It seems to be saying that the genetics for wings, many of the physical constructs of wings, and the neurology for wings, are retained over long periods.
"Entomologists have long assumed that re-evolution of wings in apterous lineages was impossible, because functional wings require complex interactions among multiple structures, and the associated genes would be free to accumulate mutations in wingless lineages, effectively blocking the path for any future wing reacquisition. However, this assumption requires that developmental pathways for wing formation are largely independent of pathways required for development of other structures. For instance, in Drosophila and other insects, leg and wing imaginal discs have a common origin from a single group of cells and the developmental pathway for wing determination has been largely co-opted (recruited) from the pathway required for limb formation15, 16. Therefore it is not surprising that the basic genetic instructions for wing formation are conserved in wingless insects, because similar instructions are required to form legs, and probably other critical structures16. Studies of flight motor patterns in flying and non-flying phasmids indicate that the non-flying phasmids have retained the neural structures and basic functional circuitry required for flight, as indicated by flight-specific neural activity in thoracic muscles17, demonstrating that the loss of wings does not correlate with the loss of flight musculature and innervation. Wing development depends on multiple gene systems, transcription factors, secreted proteins, and receptors15, and mutations in any one of these factors may lead to winglessness. Given the multitude of factors involved in wing formation, it seems probable that the specific cause for winglessness will differ from lineage to lineage, but that the basic blueprint for wing formation can remain largely intact, even over large evolutionary time periods."
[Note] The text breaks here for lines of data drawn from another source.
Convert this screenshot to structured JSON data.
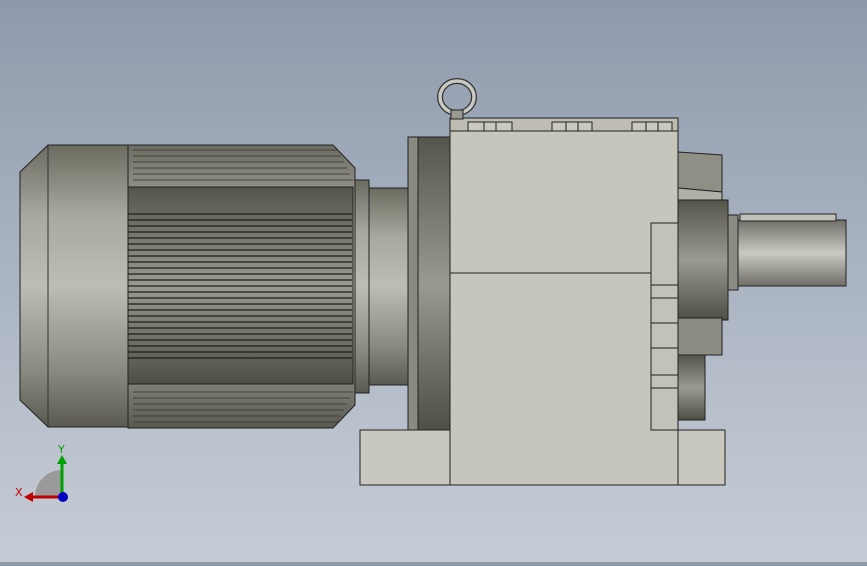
{
  "viewport": {
    "model": "gear-motor",
    "background_top": "#8e9aac",
    "background_bottom": "#c7cdd6"
  },
  "triad": {
    "x_label": "X",
    "y_label": "Y",
    "x_color": "#c00000",
    "y_color": "#00a000",
    "z_color": "#0000c0"
  }
}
This would seem to say that the reintroduction of wings is really due to a "switch" and not due to the re-evolution of all of the structures and physiology of wings. If that is the case, it doesn't hold much of a surprise.
Did you know that elephants are loosing their tusks to help them survive dealing with poachers? It will be interesting to see where this goes. If they lose them now, can they gain them back later?
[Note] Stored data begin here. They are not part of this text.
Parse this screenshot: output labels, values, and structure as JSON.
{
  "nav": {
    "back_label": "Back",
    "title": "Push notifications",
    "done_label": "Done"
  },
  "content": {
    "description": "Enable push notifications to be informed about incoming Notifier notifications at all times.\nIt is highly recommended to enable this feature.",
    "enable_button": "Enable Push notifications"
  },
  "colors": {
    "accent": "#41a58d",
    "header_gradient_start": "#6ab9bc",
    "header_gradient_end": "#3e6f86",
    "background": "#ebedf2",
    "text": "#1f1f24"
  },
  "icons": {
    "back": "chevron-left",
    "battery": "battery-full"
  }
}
http://news.bbc.co.uk/1/hi/world/africa/180301.stm
Let's just hope that the chickens never get their teeth back! That would be to scary.
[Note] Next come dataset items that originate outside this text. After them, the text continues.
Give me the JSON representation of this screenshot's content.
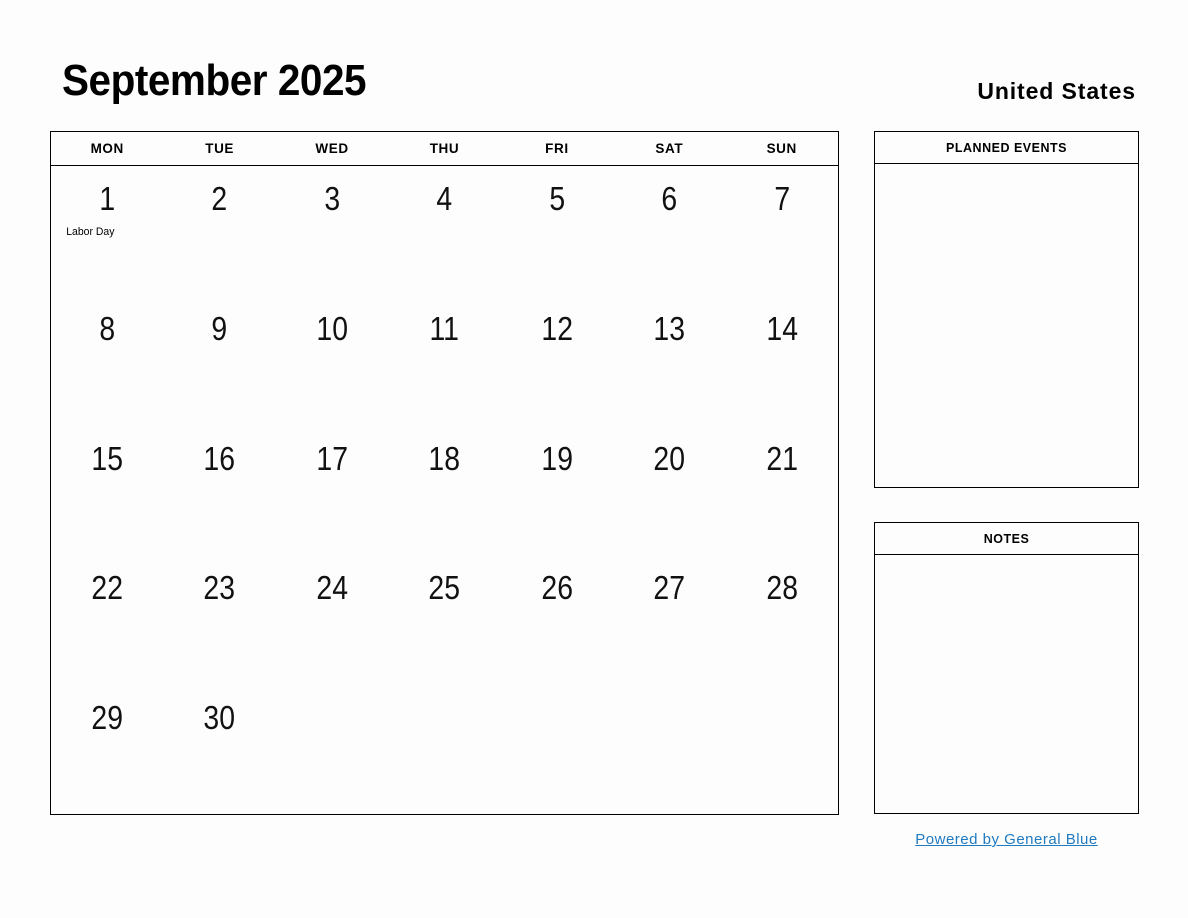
{
  "header": {
    "month_title": "September 2025",
    "country": "United States"
  },
  "calendar": {
    "weekdays": [
      "MON",
      "TUE",
      "WED",
      "THU",
      "FRI",
      "SAT",
      "SUN"
    ],
    "weeks": [
      [
        {
          "day": "1",
          "event": "Labor Day"
        },
        {
          "day": "2",
          "event": ""
        },
        {
          "day": "3",
          "event": ""
        },
        {
          "day": "4",
          "event": ""
        },
        {
          "day": "5",
          "event": ""
        },
        {
          "day": "6",
          "event": ""
        },
        {
          "day": "7",
          "event": ""
        }
      ],
      [
        {
          "day": "8",
          "event": ""
        },
        {
          "day": "9",
          "event": ""
        },
        {
          "day": "10",
          "event": ""
        },
        {
          "day": "11",
          "event": ""
        },
        {
          "day": "12",
          "event": ""
        },
        {
          "day": "13",
          "event": ""
        },
        {
          "day": "14",
          "event": ""
        }
      ],
      [
        {
          "day": "15",
          "event": ""
        },
        {
          "day": "16",
          "event": ""
        },
        {
          "day": "17",
          "event": ""
        },
        {
          "day": "18",
          "event": ""
        },
        {
          "day": "19",
          "event": ""
        },
        {
          "day": "20",
          "event": ""
        },
        {
          "day": "21",
          "event": ""
        }
      ],
      [
        {
          "day": "22",
          "event": ""
        },
        {
          "day": "23",
          "event": ""
        },
        {
          "day": "24",
          "event": ""
        },
        {
          "day": "25",
          "event": ""
        },
        {
          "day": "26",
          "event": ""
        },
        {
          "day": "27",
          "event": ""
        },
        {
          "day": "28",
          "event": ""
        }
      ],
      [
        {
          "day": "29",
          "event": ""
        },
        {
          "day": "30",
          "event": ""
        },
        {
          "day": "",
          "event": ""
        },
        {
          "day": "",
          "event": ""
        },
        {
          "day": "",
          "event": ""
        },
        {
          "day": "",
          "event": ""
        },
        {
          "day": "",
          "event": ""
        }
      ]
    ]
  },
  "panels": {
    "planned_events": {
      "title": "PLANNED EVENTS",
      "content": ""
    },
    "notes": {
      "title": "NOTES",
      "content": ""
    }
  },
  "footer": {
    "link_text": "Powered by General Blue",
    "link_color": "#1f7ac0"
  }
}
http://www.talkorigins.org/faqs/comdesc/section2.html#ontogeny_ex6
" During development in reptiles (and mammals), dental enamel forms from epithelial tissue which lines the surface of the gum, while the dentin which makes teeth is produced from a deeper tissue called the mesenchyme. However, in birds, this epithelial layer normally develops instead into the keratinous beak. Kollar and Fisher transplanted a small piece of mammalian mesenchymal tissue (which forms teeth) underneath the beak-forming epithelial layer of a developing chick (Kollar and Fisher 1980). Intriguingly, they observed that the chicken epithelium secreted dental enamel and directed the adjacent mesenchyme to form teeth. This would have been impossible unless the chicken still retained the genes and developmental pathway for making teeth. Thus, chickens have not yet completely lost the genes coding for tooth development."